東日本大震災の1周年追悼式典に出席した際に感じた違和感が二つありました。





一つは、術後間もない天皇陛下のご臨席。誰よりも被災者の事を想う陛下の事ですから、辛くても追悼式に出席したいという事になったのでしょうが、政府が作る式次第にもっと配慮があって良かったのではないかと思います。





元々の予定表を見ると、ご退席の時間が「ご遺族の言葉」の後に記されていますので、当初、陛下は最後まで残られるお気持ちだったと思います。しかし、宮内庁と担当医の判断で、途中のご退席に変更されたのでしょう。





しかし、それならば、なぜ野田総理の長い(中身のあまり無い)式辞を天皇陛下のお言葉の前に持ってきたのか。


内閣府に確認したところ、「前例で…」と「被災地の人達から総理の話を聞きたいとの要望があったので…」という答え。





心臓の大手術をし、退院後たった1週間で公務に戻られるのは、大変な事だと思います。壇上では気丈に振る舞われていましたが、相当な精神力を要されたはずです。




また、同じ時間をその場で過ごすならば、天皇陛下はむしろ、野田総理のスピーチではなく、ご遺族のお話を直接聞きたかったのではないでしょうか。お体が万全でないときくらいは慣例にとらわれない取り組みが必要だと思います。





もう一つは、台湾に対する配慮の無さです。




当日、一番早いグループで会場に到着したため、一般議員の中では最前列の席に座っていました。各国大使の献花の際は、知り合いの大使を一人一人確認していました。ところが、台湾の代表は最後まで呼ばれなかった為、隣席の江口議員と「これは問題なので確認しよう」と話をしていました(江口さんは台湾との親交が深く、昨年も一緒に訪台させて頂き、馬大統領や李登輝さんと交流を深めてきました :2011年9月7日のブログ





先日も自民党の世耕議員が本件を予算委員会で取り上げていましたが、台湾は日本の親友です。東日本大震災の時は、どこの国よりも早く、どこの国よりも多く、援助をしてくれました。それに対する気持ちが全く見えない、恩を仇で返す様な対応だったと思います。

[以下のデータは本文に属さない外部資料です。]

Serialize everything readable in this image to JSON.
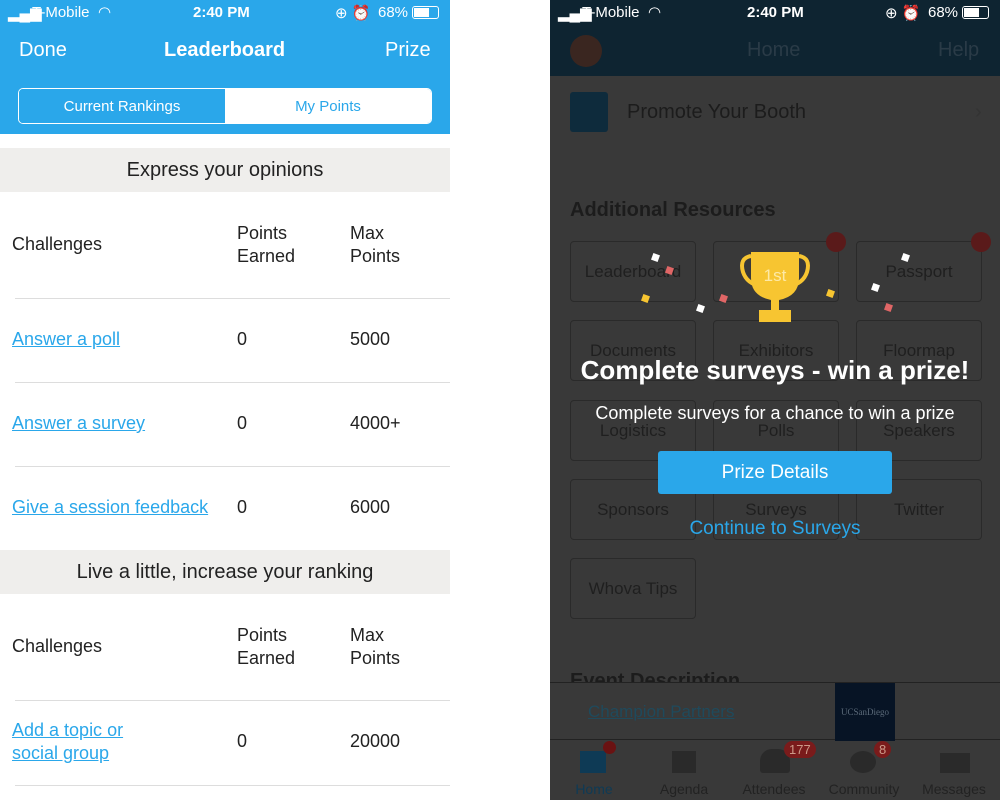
{
  "status_bar": {
    "carrier": "T-Mobile",
    "time": "2:40 PM",
    "battery": "68%"
  },
  "leaderboard": {
    "nav": {
      "left": "Done",
      "title": "Leaderboard",
      "right": "Prize"
    },
    "segments": [
      "Current Rankings",
      "My Points"
    ],
    "sections": [
      {
        "title": "Express your opinions",
        "headers": [
          "Challenges",
          "Points\nEarned",
          "Max\nPoints"
        ],
        "rows": [
          {
            "challenge": "Answer a poll",
            "earned": "0",
            "max": "5000"
          },
          {
            "challenge": "Answer a survey",
            "earned": "0",
            "max": "4000+"
          },
          {
            "challenge": "Give a session feedback",
            "earned": "0",
            "max": "6000"
          }
        ]
      },
      {
        "title": "Live a little, increase your ranking",
        "headers": [
          "Challenges",
          "Points\nEarned",
          "Max\nPoints"
        ],
        "rows": [
          {
            "challenge": "Add a topic or social group",
            "earned": "0",
            "max": "20000"
          }
        ]
      }
    ]
  },
  "home": {
    "nav": {
      "title": "Home",
      "right": "Help"
    },
    "promote": "Promote Your Booth",
    "resources_title": "Additional Resources",
    "tiles": [
      "Leaderboard",
      "",
      "Passport",
      "Documents",
      "Exhibitors",
      "Floormap",
      "Logistics",
      "Polls",
      "Speakers",
      "Sponsors",
      "Surveys",
      "Twitter",
      "Whova Tips"
    ],
    "event_description": "Event Description",
    "partners_link": "Champion Partners",
    "partner_logo": "UCSanDiego",
    "tabs": [
      {
        "label": "Home"
      },
      {
        "label": "Agenda"
      },
      {
        "label": "Attendees",
        "badge": "177"
      },
      {
        "label": "Community",
        "badge": "8"
      },
      {
        "label": "Messages"
      }
    ]
  },
  "popup": {
    "trophy_text": "1st",
    "title": "Complete surveys - win a prize!",
    "subtitle": "Complete surveys for a chance to win a prize",
    "primary": "Prize Details",
    "secondary": "Continue to Surveys"
  },
  "colors": {
    "accent": "#2aa7ea",
    "trophy": "#f7c531",
    "nav_dark": "#0e2431"
  }
}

これについても、外務省に確認をしたところ、「台湾はあくまでも民間枠での扱いになる」とのこと。勿論、日中平和友好条約を踏まえてとの理屈は分かりますが、ここはもっと感謝の気持ちを見せるべきだったと思います。例えば、各国大使の献花の後は国際機関代表(国連の関係機関など)が献花を行いましたが、そのトップバッター(つまり最後の大使の次)で名前を呼んで、献花して頂いても良かったのではないかと思います。それであれば、中国も文句を言えないでしょうし、台湾の誇りを傷つけずに済んだと思います。(次回の式典などからそうするようにと、外務省に提案しました。)





この件に関しては、友人である台湾の経営者からも「残念だ」という連絡がありました。





日本政府は台湾人が自分たちの事を好きでいてくれるからと過信して、配慮を忘れてしまっていないでしょうか?確かに、李登輝さんの時代から、年配の方々を中心に、親日派がとても多いのは事実です。しかし、最近感じるのは、台湾の若者たちは、少しずつ日本に対する気持ちが薄らいできているのではないかということ。次の世代の気持ちが日本から離れ、中国とより密接になってしまえば、安全保障上も益々苦境に立たされるのは日本なのです。





上記に提案したような小さな配慮の積みかさねがとても重要だという事を民主党政権は肝に銘じるべきだと思います。